Dalam proses ini, turut tercantum tanda tangan pejabat berwenang saat itu, termasuk Wali Kota Kupang S.K. Lerik dan J.S saat masih menjabat sebagai Sekda.

Kerugian Negara Capai Rp5,95 Miliar

Berdasarkan Laporan Hasil Audit Inspektorat Provinsi NTT Nomor X.IP.775/13/2023 tertanggal 26 September 2023, perbuatan J.S menyebabkan kerugian keuangan daerah sebesar Rp5.956.786.664,40. Atas perbuatannya, JS disangkakan melanggar:
Pasal 2 ayat (1) atau Pasal 3 Undang-Undang Nomor 31 Tahun 1999 tentang Pemberantasan Tindak Pidana Korupsi sebagaimana diubah dengan Undang-Undang Nomor 20 Tahun 2001, jo Pasal 55 ayat (1) ke-1 KUHP.

Sudah Ada Vonis Pidana Sebelumnya

Dalam kasus ini, sejumlah pihak telah lebih dahulu diproses dan dijatuhi hukuman pidana.

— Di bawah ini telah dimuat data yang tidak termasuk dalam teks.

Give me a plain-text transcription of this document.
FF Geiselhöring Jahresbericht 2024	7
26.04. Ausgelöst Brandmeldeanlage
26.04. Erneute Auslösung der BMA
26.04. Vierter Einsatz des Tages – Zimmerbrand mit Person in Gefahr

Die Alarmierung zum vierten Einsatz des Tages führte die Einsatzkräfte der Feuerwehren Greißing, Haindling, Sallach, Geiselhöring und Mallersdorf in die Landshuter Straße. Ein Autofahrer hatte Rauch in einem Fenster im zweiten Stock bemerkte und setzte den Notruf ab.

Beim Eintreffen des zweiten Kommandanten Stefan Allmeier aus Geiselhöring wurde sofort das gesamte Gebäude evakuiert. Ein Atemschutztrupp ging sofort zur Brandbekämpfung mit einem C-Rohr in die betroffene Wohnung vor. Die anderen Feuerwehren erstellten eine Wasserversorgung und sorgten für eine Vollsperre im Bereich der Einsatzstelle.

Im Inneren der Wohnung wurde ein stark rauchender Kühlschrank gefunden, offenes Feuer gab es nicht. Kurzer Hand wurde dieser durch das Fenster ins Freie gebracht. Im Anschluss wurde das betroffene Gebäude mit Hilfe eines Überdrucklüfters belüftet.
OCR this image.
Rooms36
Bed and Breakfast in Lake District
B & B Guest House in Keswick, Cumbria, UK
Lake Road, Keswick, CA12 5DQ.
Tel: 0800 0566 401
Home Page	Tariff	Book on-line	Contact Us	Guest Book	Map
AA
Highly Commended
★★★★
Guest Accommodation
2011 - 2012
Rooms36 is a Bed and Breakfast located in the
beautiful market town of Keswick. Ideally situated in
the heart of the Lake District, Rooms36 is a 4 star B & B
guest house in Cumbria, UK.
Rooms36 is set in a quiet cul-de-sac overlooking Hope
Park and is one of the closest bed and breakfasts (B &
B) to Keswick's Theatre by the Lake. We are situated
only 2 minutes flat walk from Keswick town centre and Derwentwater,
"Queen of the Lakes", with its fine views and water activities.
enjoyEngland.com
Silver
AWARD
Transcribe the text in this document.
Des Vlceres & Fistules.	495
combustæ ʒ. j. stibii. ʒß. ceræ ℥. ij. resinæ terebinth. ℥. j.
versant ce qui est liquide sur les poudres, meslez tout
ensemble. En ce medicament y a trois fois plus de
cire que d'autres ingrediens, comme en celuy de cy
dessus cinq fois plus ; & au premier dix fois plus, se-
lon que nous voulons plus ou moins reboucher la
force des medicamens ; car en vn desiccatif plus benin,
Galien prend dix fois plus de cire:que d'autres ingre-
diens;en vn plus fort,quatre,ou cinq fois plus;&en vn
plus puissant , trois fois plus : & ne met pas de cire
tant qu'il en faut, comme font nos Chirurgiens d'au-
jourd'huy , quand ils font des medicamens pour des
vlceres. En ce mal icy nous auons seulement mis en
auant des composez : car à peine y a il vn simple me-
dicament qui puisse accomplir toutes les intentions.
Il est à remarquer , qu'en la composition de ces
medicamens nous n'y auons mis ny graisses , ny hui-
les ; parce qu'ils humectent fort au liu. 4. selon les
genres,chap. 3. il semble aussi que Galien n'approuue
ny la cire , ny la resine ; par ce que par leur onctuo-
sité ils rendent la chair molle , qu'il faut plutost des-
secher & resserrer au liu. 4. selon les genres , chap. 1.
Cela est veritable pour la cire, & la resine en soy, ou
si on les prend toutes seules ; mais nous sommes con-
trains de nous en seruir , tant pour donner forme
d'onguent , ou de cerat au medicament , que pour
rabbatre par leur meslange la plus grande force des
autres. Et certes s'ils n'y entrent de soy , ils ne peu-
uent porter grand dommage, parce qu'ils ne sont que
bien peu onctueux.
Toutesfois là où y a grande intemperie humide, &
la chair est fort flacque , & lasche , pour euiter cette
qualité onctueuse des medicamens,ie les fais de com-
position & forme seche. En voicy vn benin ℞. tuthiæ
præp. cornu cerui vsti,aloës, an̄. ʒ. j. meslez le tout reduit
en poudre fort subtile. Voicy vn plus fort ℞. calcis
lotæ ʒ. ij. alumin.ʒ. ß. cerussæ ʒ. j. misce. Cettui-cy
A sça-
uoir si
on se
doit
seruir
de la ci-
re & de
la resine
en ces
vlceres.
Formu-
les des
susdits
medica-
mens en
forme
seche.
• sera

Di antaranya: Hartono Fransiscus Xaverius, berdasarkan Putusan Mahkamah Agung RI Nomor 6262 K/Pid.Sus/2025, dan Erwin Piga, berdasarkan Putusan Pengadilan Negeri Kupang Nomor 45/Pid.Sus-TPK/2024/PN Kpg.

Keduanya dinyatakan terbukti secara sah dan meyakinkan melakukan tindak pidana korupsi terkait pengalihan tanah di kawasan Veteran.